DC for First Time Advertises It Has Troops Permanently Deployed to Territory It Recognizes as Part of China
Since 1979 the US proclaims there is one China with the government in Beijing
Editor’s note: 2020 was the first time the US publicly acknowledged it had some troops in Taiwan. Now they are comfortable publicly acknowledging that that has remained the case ever since, and that that deployment is therefore continuous and open-ended. US troops on Taiwan are not a new development but the willingness to advertise the presence and to advertise its permanent state is.
The U.S. has had troops in Taiwan training local forces to better defend themselves in case of attack by China for at least a year, according to a U.S. defense official, a development likely to further antagonize ties between Washington and Beijing.
The official, who asked not to be identified, confirmed an earlier report by the Wall Street Journal that more than two dozen American service members, including special forces, have been in Taiwan for more than a year. Some of the training has been with local maritime forces on small-boat training, according to the Journal.
U.S. and Taiwan have had a close military relationship for decades, mostly defined by the sale of billions of dollars worth of high-technology weaponry, including armed drones and F-16 jets. And while the presence of small numbers of U.S. forces on the island isn’t unprecedented, it hasn’t been publicized in the past.
“Activities such as this — for training purposes — have been going on for years,” said Bonnie Glaser, director of the Asia Program at the German Marshall Fund of the U.S. “In the past, these activities have been kept under wraps.

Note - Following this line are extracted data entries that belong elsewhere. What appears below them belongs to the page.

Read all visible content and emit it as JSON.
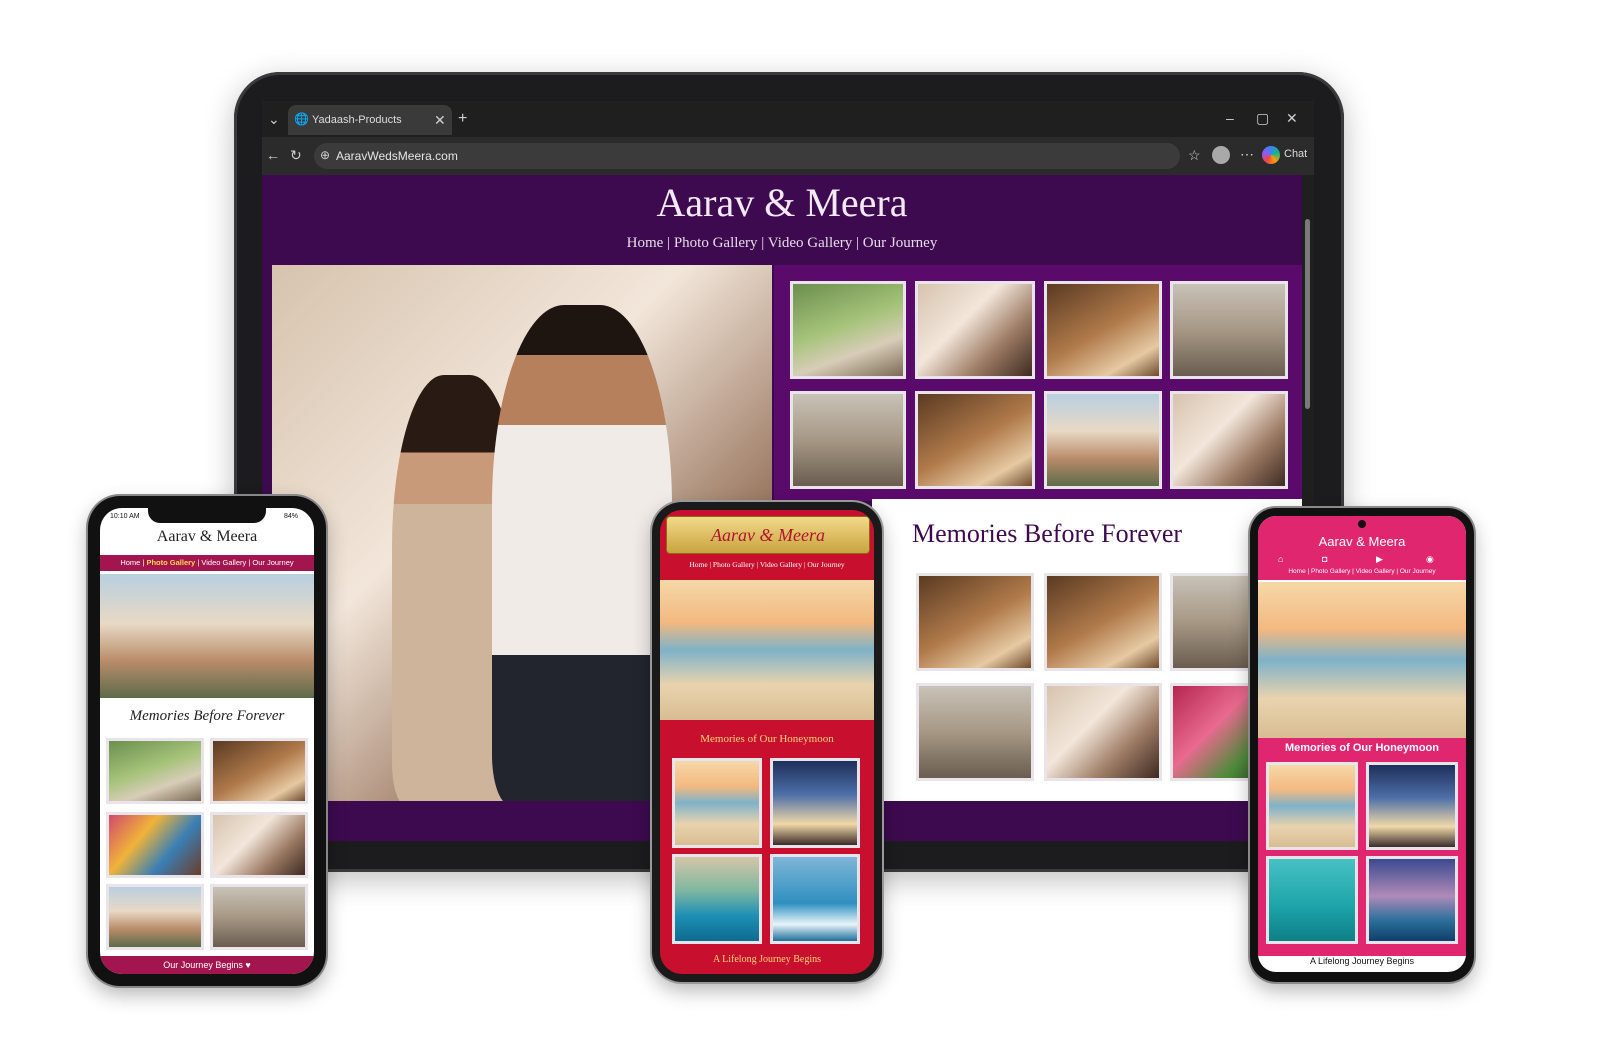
{
  "browser": {
    "tab_title": "Yadaash-Products",
    "url": "AaravWedsMeera.com",
    "chat_label": "Chat"
  },
  "site": {
    "title": "Aarav & Meera",
    "nav": "Home  |  Photo Gallery  |  Video Gallery  |  Our Journey",
    "memories_title": "Memories Before Forever"
  },
  "phone1": {
    "time": "10:10 AM",
    "battery": "84%",
    "title": "Aarav & Meera",
    "nav_home": "Home",
    "nav_photo": "Photo Gallery",
    "nav_video": "Video Gallery",
    "nav_journey": "Our Journey",
    "section_title": "Memories Before Forever",
    "footer": "Our Journey Begins ♥"
  },
  "phone2": {
    "title": "Aarav & Meera",
    "nav": "Home | Photo Gallery | Video Gallery | Our Journey",
    "section_title": "Memories of Our Honeymoon",
    "footer": "A Lifelong Journey Begins"
  },
  "phone3": {
    "title": "Aarav & Meera",
    "nav": "Home  |  Photo Gallery  |  Video Gallery  |  Our Journey",
    "section_title": "Memories of Our Honeymoon",
    "footer": "A Lifelong Journey Begins"
  },
  "colors": {
    "desktop_bg": "#3d0a4f",
    "phone1_accent": "#a3154f",
    "phone2_bg": "#c8102e",
    "phone2_gold": "#d9b84a",
    "phone3_pink": "#e0266e"
  }
}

If they are now being made public deliberately, that’s new, and it will undoubtedly provoke a reaction from China.”
The news comes just a day after the White House announced a virtual meeting between President Joe Biden and Chinese President Xi Jinping before the end of the year. That announcement came after six hours of meetings Wednesday between White House National Security Adviser Jake Sullivan and a senior Chinese foreign policy adviser, Yang Jiechi, in Zurich.